我把额抵在他额上,闭起眼;他赤着的右手覆在我的鬓角。鬓角是温的。笑沉下去。笑过后那一秒里,我想,这是十四个月砖屋里加四个月香港里,他对我未发过的第二种声响。第一种声响,是一九三六年九月一个礼拜五木桌上一支笔合盖时那种小小的干响。第二种声响便是这一声。他对我发过的声响清单——气息、沉默、第四指第一关节那种光滑的小小一抿、九拍的沉默、笔合盖的小小干响——今早,添上了第二声笑。第二声笑,便是第二声笑。

亨利先生从录音机上取下母带,装进控制台角上的硬纸套里,从马甲口袋里抽出一支铅笔。小姐,他道。标签。您的名字。封套上的名字。

我看继元。继元看我。

S. Wanyin,我说。

S. Wanyin,亨利先生说,用他的英文写:S. Wanyin / Night Shanghai / Take 2 / 12 March 1938 / EMI Kowloon.

我接过铅笔,在 S. Wanyin 旁,用我自己的手——用一个二十三岁的歌女藏在牙齿后头、不让这座城碰到的那个名字的上海拼音——写下:Shen Aliang.

亨利先生读了。苏小姐,他道。封套上我写的是 S. Wanyin。您写的是 Shen Aliang。压出来的唱片上将印 S. Wanyin,在海耶斯压片部,至四月第三个礼拜六。Shen Aliang 这个名字,则留在母带上,留在封套里,留在海耶斯的库房里。

是。

苏小姐。

Shen Aliang。

沈小姐。

亨利先生。

多谢。又道:明朝。那架降 D 更准的钢琴。

继元又笑了一声。第二声比头一声短——一个在第二声笑里、刚学会怎样再笑的人,那种小小干干的第二声笑。在第二肋第三关节那点暗黑的小小算术里、今早之后他还得以与我共度的四年零七个月里,我会再听到这种笑两百零四次。一九四二年十一月第二个礼拜二,湾仔一间小屋后室、西墙边搁着第二张小床的地方,我会听到他最末一声笑。最末一声笑便是最末一声笑。头一声笑,便是今早。
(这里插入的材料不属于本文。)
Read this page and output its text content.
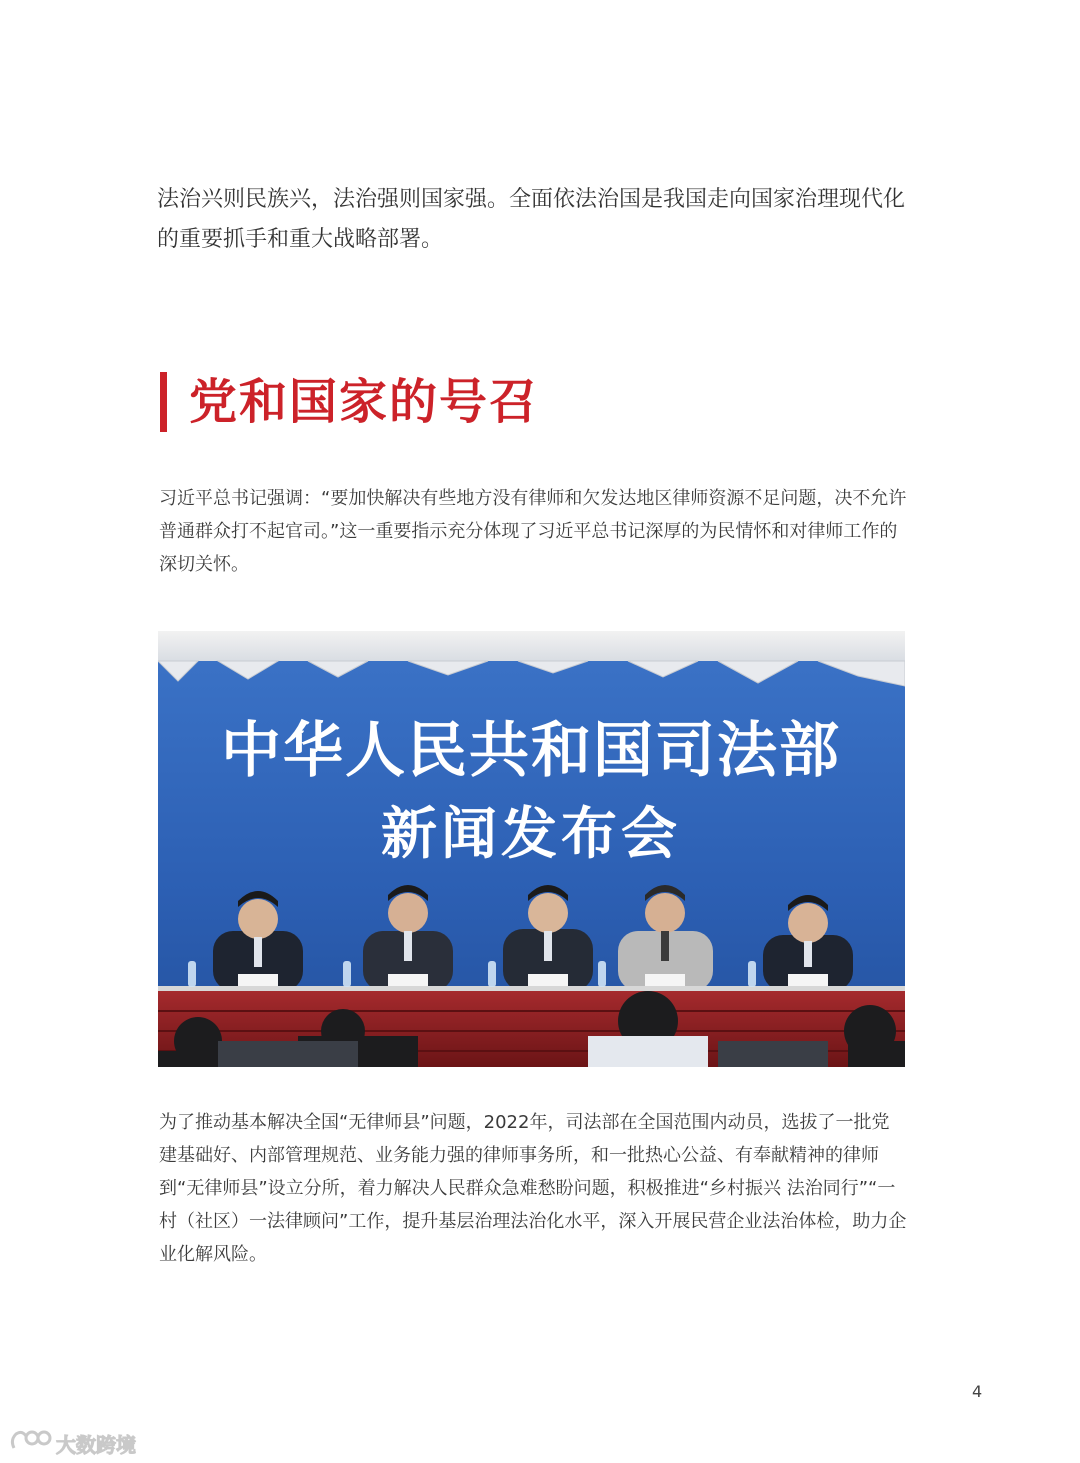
法治兴则民族兴，法治强则国家强。全面依法治国是我国走向国家治理现代化的重要抓手和重大战略部署。

党和国家的号召

习近平总书记强调：“要加快解决有些地方没有律师和欠发达地区律师资源不足问题，决不允许普通群众打不起官司。”这一重要指示充分体现了习近平总书记深厚的为民情怀和对律师工作的深切关怀。

中华人民共和国司法部
新闻发布会

为了推动基本解决全国“无律师县”问题，2022年，司法部在全国范围内动员，选拔了一批党建基础好、内部管理规范、业务能力强的律师事务所，和一批热心公益、有奉献精神的律师到“无律师县”设立分所，着力解决人民群众急难愁盼问题，积极推进“乡村振兴 法治同行”“一村（社区）一法律顾问”工作，提升基层治理法治化水平，深入开展民营企业法治体检，助力企业化解风险。

4
大数跨境
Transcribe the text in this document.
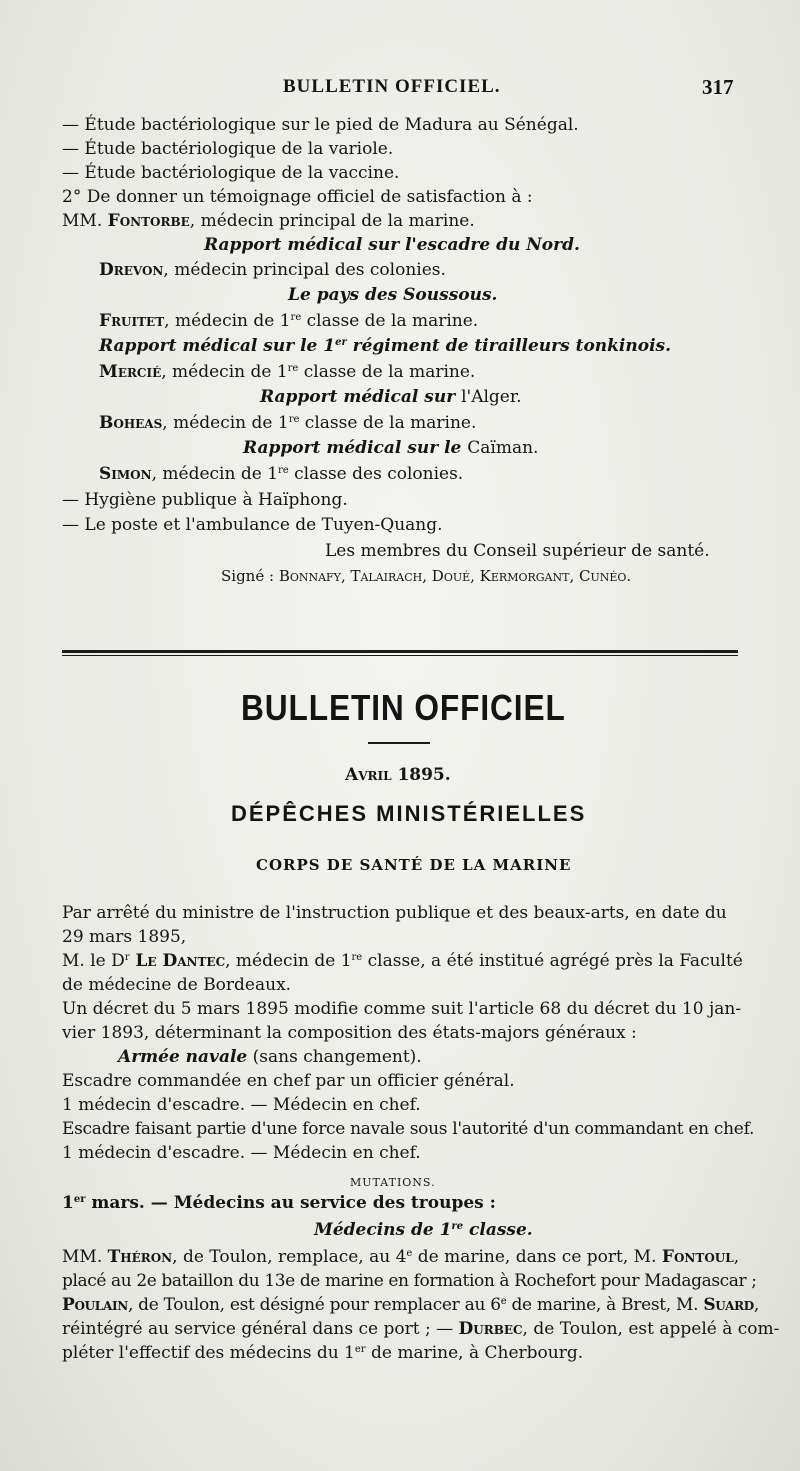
BULLETIN OFFICIEL.	317
— Étude bactériologique sur le pied de Madura au Sénégal.
— Étude bactériologique de la variole.
— Étude bactériologique de la vaccine.
2° De donner un témoignage officiel de satisfaction à :
MM. Fontorbe, médecin principal de la marine.
Rapport médical sur l'escadre du Nord.
Drevon, médecin principal des colonies.
Le pays des Soussous.
Fruitet, médecin de 1re classe de la marine.
Rapport médical sur le 1er régiment de tirailleurs tonkinois.
Mercié, médecin de 1re classe de la marine.
Rapport médical sur l'Alger.
Boheas, médecin de 1re classe de la marine.
Rapport médical sur le Caïman.
Simon, médecin de 1re classe des colonies.
— Hygiène publique à Haïphong.
— Le poste et l'ambulance de Tuyen-Quang.
Les membres du Conseil supérieur de santé.
Signé : Bonnafy, Talairach, Doué, Kermorgant, Cunéo.
BULLETIN OFFICIEL
Avril 1895.
DÉPÊCHES MINISTÉRIELLES
CORPS DE SANTÉ DE LA MARINE
Par arrêté du ministre de l'instruction publique et des beaux-arts, en date du
29 mars 1895,
M. le $D^r$ Le Dantec, médecin de 1re classe, a été institué agrégé près la Faculté
de médecine de Bordeaux.
Un décret du 5 mars 1895 modifie comme suit l'article 68 du décret du 10 jan-
vier 1893, déterminant la composition des états-majors généraux :
Armée navale (sans changement).
Escadre commandée en chef par un officier général.
1 médecin d'escadre. — Médecin en chef.
Escadre faisant partie d'une force navale sous l'autorité d'un commandant en chef.
1 médecin d'escadre. — Médecin en chef.
MUTATIONS.
1er mars. — Médecins au service des troupes :
Médecins de 1re classe.
MM. Théron, de Toulon, remplace, au 4e de marine, dans ce port, M. Fontoul,
placé au 2e bataillon du 13e de marine en formation à Rochefort pour Madagascar ;
Poulain, de Toulon, est désigné pour remplacer au 6e de marine, à Brest, M. Suard,
réintégré au service général dans ce port ; — Durbec, de Toulon, est appelé à com-
pléter l'effectif des médecins du 1er de marine, à Cherbourg.
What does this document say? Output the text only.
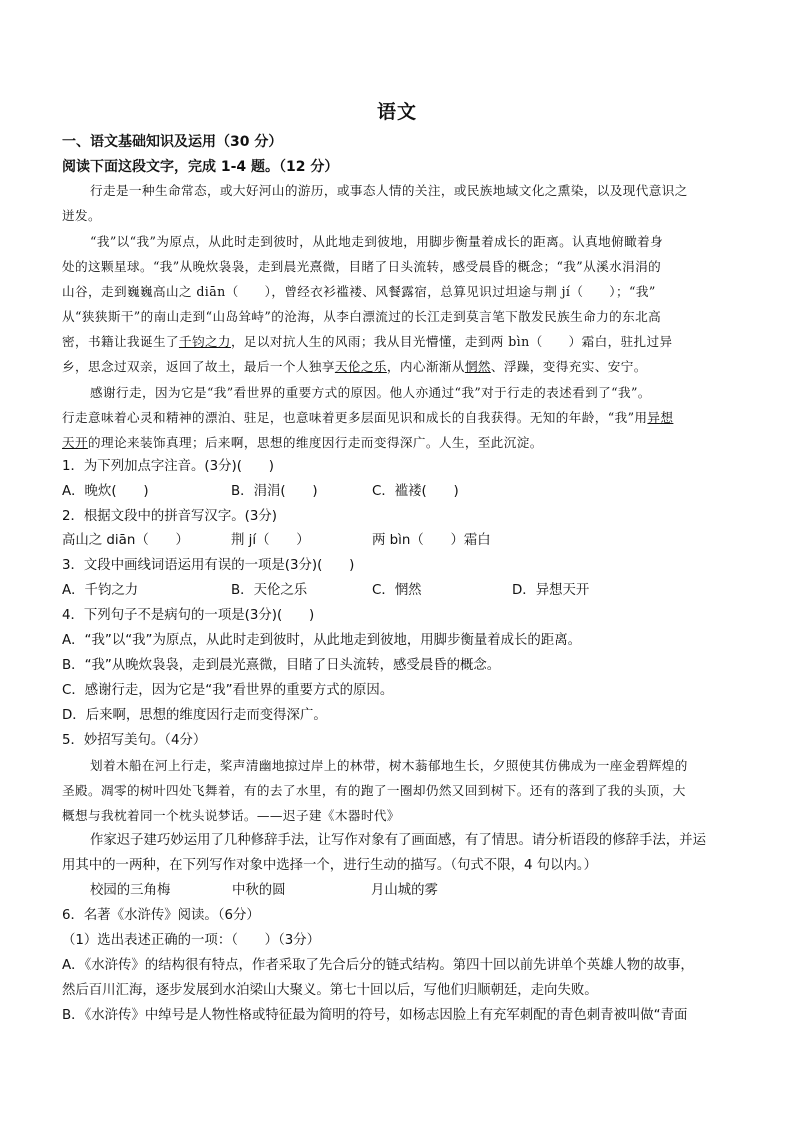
语文
一、语文基础知识及运用（30 分）
阅读下面这段文字，完成 1-4 题。（12 分）
行走是一种生命常态，或大好河山的游历，或事态人情的关注，或民族地域文化之熏染，以及现代意识之
迸发。
“我”以“我”为原点，从此时走到彼时，从此地走到彼地，用脚步衡量着成长的距离。认真地俯瞰着身
处的这颗星球。“我”从晚炊袅袅，走到晨光熹微，目睹了日头流转，感受晨昏的概念；“我”从溪水涓涓的
山谷，走到巍巍高山之 diān（　　），曾经衣衫褴褛、风餐露宿，总算见识过坦途与荆 jí（　　）；“我”
从“狭狭斯干”的南山走到“山岛耸峙”的沧海，从李白漂流过的长江走到莫言笔下散发民族生命力的东北高
密，书籍让我诞生了千钧之力，足以对抗人生的风雨；我从目光懵懂，走到两 bìn（　　）霜白，驻扎过异
乡，思念过双亲，返回了故土，最后一个人独享天伦之乐，内心渐渐从惘然、浮躁，变得充实、安宁。
感谢行走，因为它是“我”看世界的重要方式的原因。他人亦通过“我”对于行走的表述看到了“我”。
行走意味着心灵和精神的漂泊、驻足，也意味着更多层面见识和成长的自我获得。无知的年龄，“我”用异想
天开的理论来装饰真理；后来啊，思想的维度因行走而变得深广。人生，至此沉淀。
1．为下列加点字注音。(3分)(　　)
A．晚炊(　　)	B．涓涓(　　)	C．褴褛(　　)
2．根据文段中的拼音写汉字。(3分)
高山之 diān（　　）	荆 jí（　　）	两 bìn（　　）霜白
3．文段中画线词语运用有误的一项是(3分)(　　)
A．千钧之力	B．天伦之乐	C．惘然	D．异想天开
4．下列句子不是病句的一项是(3分)(　　)
A．“我”以“我”为原点，从此时走到彼时，从此地走到彼地，用脚步衡量着成长的距离。
B．“我”从晚炊袅袅，走到晨光熹微，目睹了日头流转，感受晨昏的概念。
C．感谢行走，因为它是“我”看世界的重要方式的原因。
D．后来啊，思想的维度因行走而变得深广。
5．妙招写美句。（4分）
划着木船在河上行走，桨声清幽地掠过岸上的林带，树木蓊郁地生长，夕照使其仿佛成为一座金碧辉煌的
圣殿。凋零的树叶四处飞舞着，有的去了水里，有的跑了一圈却仍然又回到树下。还有的落到了我的头顶，大
概想与我枕着同一个枕头说梦话。——迟子建《木器时代》
作家迟子建巧妙运用了几种修辞手法，让写作对象有了画面感，有了情思。请分析语段的修辞手法，并运
用其中的一两种，在下列写作对象中选择一个，进行生动的描写。（句式不限，4 句以内。）
校园的三角梅	中秋的圆	月山城的雾
6．名著《水浒传》阅读。（6分）
（1）选出表述正确的一项：（　　）（3分）
A．《水浒传》的结构很有特点，作者采取了先合后分的链式结构。第四十回以前先讲单个英雄人物的故事，
然后百川汇海，逐步发展到水泊梁山大聚义。第七十回以后，写他们归顺朝廷，走向失败。
B．《水浒传》中绰号是人物性格或特征最为简明的符号，如杨志因脸上有充军刺配的青色刺青被叫做“青面
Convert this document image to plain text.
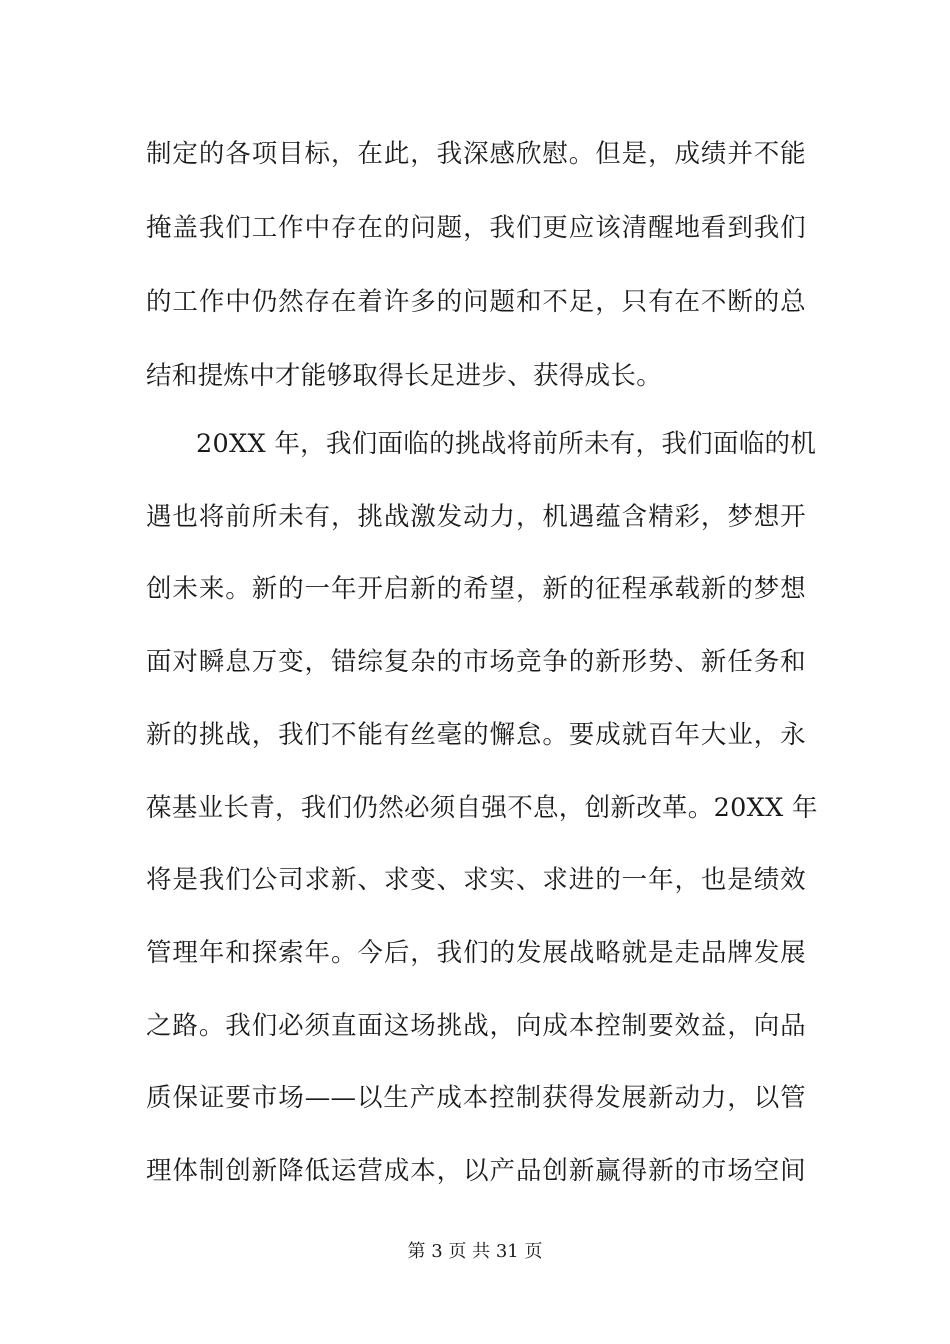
制定的各项目标，在此，我深感欣慰。但是，成绩并不能
掩盖我们工作中存在的问题，我们更应该清醒地看到我们
的工作中仍然存在着许多的问题和不足，只有在不断的总
结和提炼中才能够取得长足进步、获得成长。
20XX 年，我们面临的挑战将前所未有，我们面临的机
遇也将前所未有，挑战激发动力，机遇蕴含精彩，梦想开
创未来。新的一年开启新的希望，新的征程承载新的梦想
面对瞬息万变，错综复杂的市场竞争的新形势、新任务和
新的挑战，我们不能有丝毫的懈怠。要成就百年大业，永
葆基业长青，我们仍然必须自强不息，创新改革。20XX 年
将是我们公司求新、求变、求实、求进的一年，也是绩效
管理年和探索年。今后，我们的发展战略就是走品牌发展
之路。我们必须直面这场挑战，向成本控制要效益，向品
质保证要市场——以生产成本控制获得发展新动力，以管
理体制创新降低运营成本，以产品创新赢得新的市场空间
第 3 页 共 31 页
我把铅笔交还。继元从钩上取下灰毡帽,我从旁边的钩上取下灰呢大衣,我们出去。我们经过案前的邓先生。邓先生颔首。第二格上那座无线电已由第二支歌换到了《何日君再来》,用的是第三版翻录里那把温润中音。绿色哔叽制服、戴黄铜帽檐、五十岁的广东人替我们拉开门。太太。先生,他用广东话道。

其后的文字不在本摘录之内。